Configure TCP for faster connections and transfers

On a default Linux Box, the TCP settings may not be optimise for “bigger” available network bandwidth connections and transfer available for 100MB+. Currently, most TCP settings are optimise for 10MB settings. I’m relying on the article from Linux Tweaking from SpeedGuide.net to configure the TCP

The TCP Parameters to be configured are

/proc/sys/net/core/rmem_max – Maximum TCP Receive Window
/proc/sys/net/core/wmem_max – Maximum TCP Send Window
/proc/sys/net/ipv4/tcp_timestamps – timestamps (RFC 1323) add 12 bytes to the TCP header
/proc/sys/net/ipv4/tcp_sack – tcp selective acknowledgements.
/proc/sys/net/ipv4/tcp_window_scaling – support for large TCP Windows (RFC 1323). Needs to be set to 1 if the Max TCP Window is over 65535.

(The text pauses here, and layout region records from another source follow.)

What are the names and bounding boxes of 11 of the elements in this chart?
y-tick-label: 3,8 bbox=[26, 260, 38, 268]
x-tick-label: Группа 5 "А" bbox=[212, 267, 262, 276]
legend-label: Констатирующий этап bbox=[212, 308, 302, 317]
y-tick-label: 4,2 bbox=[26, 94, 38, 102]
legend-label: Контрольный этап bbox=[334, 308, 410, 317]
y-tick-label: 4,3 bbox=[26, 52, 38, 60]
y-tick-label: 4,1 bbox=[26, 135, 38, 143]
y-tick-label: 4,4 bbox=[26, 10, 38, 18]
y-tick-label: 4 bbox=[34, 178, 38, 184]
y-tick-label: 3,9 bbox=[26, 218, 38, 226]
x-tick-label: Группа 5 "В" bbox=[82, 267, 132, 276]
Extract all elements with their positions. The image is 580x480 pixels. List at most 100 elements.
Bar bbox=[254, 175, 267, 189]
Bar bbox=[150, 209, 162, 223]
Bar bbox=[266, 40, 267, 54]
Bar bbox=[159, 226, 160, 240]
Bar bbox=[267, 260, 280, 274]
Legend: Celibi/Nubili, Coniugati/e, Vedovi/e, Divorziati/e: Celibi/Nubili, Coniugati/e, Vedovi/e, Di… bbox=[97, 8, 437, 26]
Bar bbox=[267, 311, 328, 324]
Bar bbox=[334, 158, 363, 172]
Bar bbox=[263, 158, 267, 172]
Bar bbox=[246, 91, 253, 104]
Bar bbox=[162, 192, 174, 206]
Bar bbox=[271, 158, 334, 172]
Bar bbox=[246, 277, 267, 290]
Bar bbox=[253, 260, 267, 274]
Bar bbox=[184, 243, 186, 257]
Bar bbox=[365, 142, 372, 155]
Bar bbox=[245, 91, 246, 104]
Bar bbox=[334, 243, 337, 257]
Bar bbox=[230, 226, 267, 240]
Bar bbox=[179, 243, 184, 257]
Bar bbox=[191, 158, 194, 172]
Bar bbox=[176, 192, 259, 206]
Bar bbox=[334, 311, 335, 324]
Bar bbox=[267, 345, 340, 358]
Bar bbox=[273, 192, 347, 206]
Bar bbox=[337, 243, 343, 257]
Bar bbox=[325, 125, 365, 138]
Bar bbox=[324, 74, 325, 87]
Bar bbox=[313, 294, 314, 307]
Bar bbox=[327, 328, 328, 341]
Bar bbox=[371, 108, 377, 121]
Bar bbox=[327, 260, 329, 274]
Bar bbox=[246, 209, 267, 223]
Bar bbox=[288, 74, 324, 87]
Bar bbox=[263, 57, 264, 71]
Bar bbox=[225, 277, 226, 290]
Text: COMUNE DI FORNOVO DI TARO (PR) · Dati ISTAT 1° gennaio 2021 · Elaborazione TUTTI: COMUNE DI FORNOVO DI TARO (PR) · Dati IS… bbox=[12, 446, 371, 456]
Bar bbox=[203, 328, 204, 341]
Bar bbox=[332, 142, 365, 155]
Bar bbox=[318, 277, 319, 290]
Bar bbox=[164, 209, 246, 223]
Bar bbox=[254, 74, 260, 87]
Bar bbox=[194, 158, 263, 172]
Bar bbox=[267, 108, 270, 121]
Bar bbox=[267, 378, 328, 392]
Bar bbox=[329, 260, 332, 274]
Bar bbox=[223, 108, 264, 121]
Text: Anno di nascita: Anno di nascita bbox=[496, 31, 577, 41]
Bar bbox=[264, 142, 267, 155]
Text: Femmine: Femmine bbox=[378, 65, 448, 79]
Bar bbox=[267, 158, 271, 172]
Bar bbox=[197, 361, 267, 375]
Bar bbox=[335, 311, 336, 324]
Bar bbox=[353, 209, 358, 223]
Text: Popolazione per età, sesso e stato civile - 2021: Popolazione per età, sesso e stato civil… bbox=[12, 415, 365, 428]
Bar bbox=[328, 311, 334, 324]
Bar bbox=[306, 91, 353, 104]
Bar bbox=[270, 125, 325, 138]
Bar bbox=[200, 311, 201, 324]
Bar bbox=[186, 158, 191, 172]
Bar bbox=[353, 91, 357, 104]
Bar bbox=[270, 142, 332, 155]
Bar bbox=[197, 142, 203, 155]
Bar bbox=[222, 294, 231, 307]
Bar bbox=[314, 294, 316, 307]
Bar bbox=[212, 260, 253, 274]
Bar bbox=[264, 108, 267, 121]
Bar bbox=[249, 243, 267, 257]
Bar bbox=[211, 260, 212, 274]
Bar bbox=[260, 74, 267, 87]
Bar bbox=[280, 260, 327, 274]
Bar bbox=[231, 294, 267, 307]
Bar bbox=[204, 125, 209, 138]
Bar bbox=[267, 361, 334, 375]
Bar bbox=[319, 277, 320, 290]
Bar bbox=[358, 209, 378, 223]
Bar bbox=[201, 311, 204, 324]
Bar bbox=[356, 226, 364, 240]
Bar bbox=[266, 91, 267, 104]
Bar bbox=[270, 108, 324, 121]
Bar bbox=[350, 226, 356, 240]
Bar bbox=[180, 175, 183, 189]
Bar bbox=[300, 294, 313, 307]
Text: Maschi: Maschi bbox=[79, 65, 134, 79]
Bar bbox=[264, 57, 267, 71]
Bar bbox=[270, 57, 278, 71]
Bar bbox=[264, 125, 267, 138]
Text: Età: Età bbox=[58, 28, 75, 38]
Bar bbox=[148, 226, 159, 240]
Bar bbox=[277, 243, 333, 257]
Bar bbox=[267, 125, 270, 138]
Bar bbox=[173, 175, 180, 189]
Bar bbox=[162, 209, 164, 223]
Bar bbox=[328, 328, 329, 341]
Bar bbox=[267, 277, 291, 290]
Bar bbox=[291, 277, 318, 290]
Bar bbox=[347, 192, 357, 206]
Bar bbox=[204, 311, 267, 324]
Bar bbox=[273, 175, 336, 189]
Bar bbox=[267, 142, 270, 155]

There are 2 methods to apply the changes.

Methods 1: Editing the /proc/sys/net/core/. However, do note that the settings will be lost on reboot.

echo 256960 > /proc/sys/net/core/rmem_default
echo 256960 > /proc/sys/net/core/rmem_max
echo 256960 > /proc/sys/net/core/wmem_default
echo 256960 > /proc/sys/net/core/wmem_max
echo 0 > /proc/sys/net/ipv4/tcp_timestamps
echo 1 > /proc/sys/net/ipv4/tcp_sack
echo 1 > /proc/sys/net/ipv4/tcp_window_scaling

Method 2: For a more permanent settings, you have to configure /etc/sysctl.conf.

net.core.rmem_default = 256960
net.core.rmem_max = 256960
net.core.wmem_default = 256960
net.core.wmem_max = 256960
net.ipv4.tcp_timestamps = 0
net.ipv4.tcp_sack = 1
net.ipv4.tcp_window_scaling = 1

Execute sysctl -p to make these new settings take effect.